A worked ticket: 8 of 198 the morning after
You are offboarding a customer. You have paused notifications and disconnected ITDR. You push the bulk-uninstall RMM job at 6pm. By the next morning, the portal shows 8 agents still online out of an original 198. The RMM job claims 195 successful uninstalls (3 endpoints were offline at the job time and didn’t process). You have 5 of 195 not-uninstalled-yet (the RMM says succeeded but the agent is still online), plus 3 offline endpoints not yet processed.
Re-pushing the bulk-uninstall job to all 8 is wrong on most of them. The 3 offline will likely process the next time they come online, they are slow, not resistant. The 5 the RMM says it uninstalled but that are still in the portal are the real problem, and re-pushing isn’t the right tool for those. Wait another 24 hours for the offline 3; in parallel, start the per-endpoint diagnosis on the 5 that the RMM says succeeded but that are still online. Treat the two categories differently. The wait is cheap; the per-endpoint diagnosis is where the real work is. 190 of 198 is 96%, mark it done is the worst response, eight phoning-home agents on a customer who is meant to be offboarded is not done.
Two days later, the count is at 4 resistant agents (the 3 offline endpoints processed normally, one of the original 5 self-resolved).
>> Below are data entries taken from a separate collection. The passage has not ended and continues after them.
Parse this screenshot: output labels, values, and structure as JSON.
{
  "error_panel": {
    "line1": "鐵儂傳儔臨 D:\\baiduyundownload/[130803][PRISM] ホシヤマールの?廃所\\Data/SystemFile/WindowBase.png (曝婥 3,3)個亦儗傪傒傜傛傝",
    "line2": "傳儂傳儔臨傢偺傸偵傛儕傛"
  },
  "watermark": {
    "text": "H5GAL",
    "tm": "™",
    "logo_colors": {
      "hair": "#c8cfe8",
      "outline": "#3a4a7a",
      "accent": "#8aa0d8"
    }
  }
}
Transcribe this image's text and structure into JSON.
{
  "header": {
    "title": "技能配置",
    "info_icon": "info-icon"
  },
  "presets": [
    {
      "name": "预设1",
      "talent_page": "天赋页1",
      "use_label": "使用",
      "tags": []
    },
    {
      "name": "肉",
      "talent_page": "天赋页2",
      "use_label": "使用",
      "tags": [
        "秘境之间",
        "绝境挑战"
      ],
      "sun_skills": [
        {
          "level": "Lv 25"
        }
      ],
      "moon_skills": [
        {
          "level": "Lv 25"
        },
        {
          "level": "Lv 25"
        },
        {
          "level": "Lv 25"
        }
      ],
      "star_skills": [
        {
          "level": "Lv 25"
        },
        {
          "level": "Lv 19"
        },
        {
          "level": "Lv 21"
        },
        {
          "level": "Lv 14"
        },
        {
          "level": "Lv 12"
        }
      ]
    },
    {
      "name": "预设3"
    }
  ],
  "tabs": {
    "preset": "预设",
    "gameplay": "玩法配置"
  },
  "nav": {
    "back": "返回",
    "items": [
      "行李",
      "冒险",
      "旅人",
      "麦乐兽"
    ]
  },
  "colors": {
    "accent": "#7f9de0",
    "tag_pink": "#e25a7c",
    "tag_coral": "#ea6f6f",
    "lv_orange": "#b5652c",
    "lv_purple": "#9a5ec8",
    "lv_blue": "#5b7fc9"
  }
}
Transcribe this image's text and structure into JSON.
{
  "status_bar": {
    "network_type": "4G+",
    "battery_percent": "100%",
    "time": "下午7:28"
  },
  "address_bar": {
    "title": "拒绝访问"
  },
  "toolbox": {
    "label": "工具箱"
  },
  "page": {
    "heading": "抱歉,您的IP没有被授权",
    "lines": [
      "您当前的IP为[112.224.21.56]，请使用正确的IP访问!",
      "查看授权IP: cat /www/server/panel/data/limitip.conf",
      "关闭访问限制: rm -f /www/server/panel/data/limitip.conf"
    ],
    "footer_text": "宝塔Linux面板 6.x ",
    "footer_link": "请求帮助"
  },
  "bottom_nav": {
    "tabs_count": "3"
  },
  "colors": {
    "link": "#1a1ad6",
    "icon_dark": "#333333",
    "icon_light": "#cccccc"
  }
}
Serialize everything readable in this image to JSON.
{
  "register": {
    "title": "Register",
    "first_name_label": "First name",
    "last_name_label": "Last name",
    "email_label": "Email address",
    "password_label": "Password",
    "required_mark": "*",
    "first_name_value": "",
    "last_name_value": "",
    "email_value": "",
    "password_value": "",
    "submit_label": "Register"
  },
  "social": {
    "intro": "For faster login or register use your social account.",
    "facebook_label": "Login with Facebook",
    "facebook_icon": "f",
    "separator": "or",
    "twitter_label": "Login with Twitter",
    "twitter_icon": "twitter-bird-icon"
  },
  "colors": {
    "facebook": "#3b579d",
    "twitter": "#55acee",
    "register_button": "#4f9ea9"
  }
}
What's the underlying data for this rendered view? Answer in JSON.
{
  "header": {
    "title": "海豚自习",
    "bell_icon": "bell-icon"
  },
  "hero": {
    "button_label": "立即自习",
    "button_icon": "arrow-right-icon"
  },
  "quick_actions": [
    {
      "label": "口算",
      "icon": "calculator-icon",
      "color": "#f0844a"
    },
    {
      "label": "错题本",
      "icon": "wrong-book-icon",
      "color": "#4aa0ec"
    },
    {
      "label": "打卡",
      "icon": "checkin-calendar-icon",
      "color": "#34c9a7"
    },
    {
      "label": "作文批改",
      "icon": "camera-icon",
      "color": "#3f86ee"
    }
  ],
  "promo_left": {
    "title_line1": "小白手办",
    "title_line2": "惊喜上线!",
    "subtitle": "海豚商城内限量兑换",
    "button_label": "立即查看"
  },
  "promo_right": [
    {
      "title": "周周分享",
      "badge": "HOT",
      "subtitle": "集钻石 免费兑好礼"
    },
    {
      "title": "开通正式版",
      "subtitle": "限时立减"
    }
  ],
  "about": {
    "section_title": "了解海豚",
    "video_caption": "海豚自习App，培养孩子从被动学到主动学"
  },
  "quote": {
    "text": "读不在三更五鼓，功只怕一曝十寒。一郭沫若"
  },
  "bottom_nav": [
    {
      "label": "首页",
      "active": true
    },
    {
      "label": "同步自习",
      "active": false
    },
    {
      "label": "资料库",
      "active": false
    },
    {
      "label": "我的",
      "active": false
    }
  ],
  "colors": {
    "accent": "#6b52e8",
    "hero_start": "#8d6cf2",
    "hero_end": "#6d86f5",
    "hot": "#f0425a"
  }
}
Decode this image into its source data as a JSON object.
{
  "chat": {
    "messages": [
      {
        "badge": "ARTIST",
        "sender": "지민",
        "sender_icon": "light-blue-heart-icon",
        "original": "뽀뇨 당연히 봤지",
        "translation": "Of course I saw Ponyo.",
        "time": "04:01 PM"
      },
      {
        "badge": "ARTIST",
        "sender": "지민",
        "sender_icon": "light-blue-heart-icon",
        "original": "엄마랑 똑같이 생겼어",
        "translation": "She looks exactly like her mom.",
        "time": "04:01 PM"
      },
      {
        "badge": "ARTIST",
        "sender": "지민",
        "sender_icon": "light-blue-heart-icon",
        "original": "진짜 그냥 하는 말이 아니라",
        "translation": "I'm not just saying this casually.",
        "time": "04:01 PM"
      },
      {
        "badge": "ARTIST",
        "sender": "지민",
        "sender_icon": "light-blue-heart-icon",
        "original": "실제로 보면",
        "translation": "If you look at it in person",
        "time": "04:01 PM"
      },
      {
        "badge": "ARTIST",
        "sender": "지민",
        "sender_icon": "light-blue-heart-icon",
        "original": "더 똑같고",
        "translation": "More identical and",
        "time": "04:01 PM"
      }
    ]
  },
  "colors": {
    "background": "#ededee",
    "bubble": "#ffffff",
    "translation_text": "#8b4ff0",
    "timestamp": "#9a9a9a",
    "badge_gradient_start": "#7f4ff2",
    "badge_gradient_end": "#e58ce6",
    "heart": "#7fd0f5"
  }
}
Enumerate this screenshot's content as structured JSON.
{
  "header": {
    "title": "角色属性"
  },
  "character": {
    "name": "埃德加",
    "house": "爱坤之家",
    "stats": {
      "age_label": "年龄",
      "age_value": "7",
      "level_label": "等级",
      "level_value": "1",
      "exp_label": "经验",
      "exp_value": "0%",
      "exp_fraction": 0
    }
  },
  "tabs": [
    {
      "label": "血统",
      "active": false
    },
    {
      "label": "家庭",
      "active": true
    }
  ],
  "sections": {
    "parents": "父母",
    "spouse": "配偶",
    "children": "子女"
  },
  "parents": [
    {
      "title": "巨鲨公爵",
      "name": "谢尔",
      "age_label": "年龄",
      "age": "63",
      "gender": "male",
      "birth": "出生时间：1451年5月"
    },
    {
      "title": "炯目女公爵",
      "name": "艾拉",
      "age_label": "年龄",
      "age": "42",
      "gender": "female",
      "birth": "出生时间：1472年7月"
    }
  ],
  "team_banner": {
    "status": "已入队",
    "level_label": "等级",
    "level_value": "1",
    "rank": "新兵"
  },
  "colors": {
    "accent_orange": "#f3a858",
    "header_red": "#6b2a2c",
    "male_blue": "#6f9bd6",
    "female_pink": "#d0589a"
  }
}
The 4 remaining are all on the customer’s primary file server, plus three workstations on the same site. Four agents on the same site is the kind of cluster that means a shared configuration cause, site-specific AV, a GPO, tamper-protection from the customer’s IT team. Run the single-endpoint decommission procedure on each of the four is a reasonable fallback, but premature. Investigate the pattern first; doing the diagnosis once usually solves all four.
Common mistakes
- Declaring the offboarding done as soon as the RMM job completes. RMM success is the command ran; portal disappearance is the agent is gone. Watch the portal.
- Running the bulk uninstall before disconnecting ITDR. Not catastrophic but messy. The ITDR keeps ingesting during the uninstall window, creating identity events on a customer who is meant to be offboarded.
- Forcing a bulk re-push on resistant agents to try again. You get install-state corruption rather than removal.
When to escalate
- Non-trivial agent count remaining after 24 hours, with a pattern (one site, one OU, one OS). Likely a customer-side configuration issue that needs a senior call or a coordinated approach, not a re-push.
- The uninstall job triggers a flood of EDR detections or canary trips. Stop. The uninstall isn’t supposed to look like attacker behaviour. Bump; don’t escalate the canary trip yourself (canaries are an EDR feature with their own workflow later).
- The customer asks to “stop the uninstall halfway” because they have changed their mind. Commercial / contract question with technical implications. Bump fast; the senior owns whether to reverse course.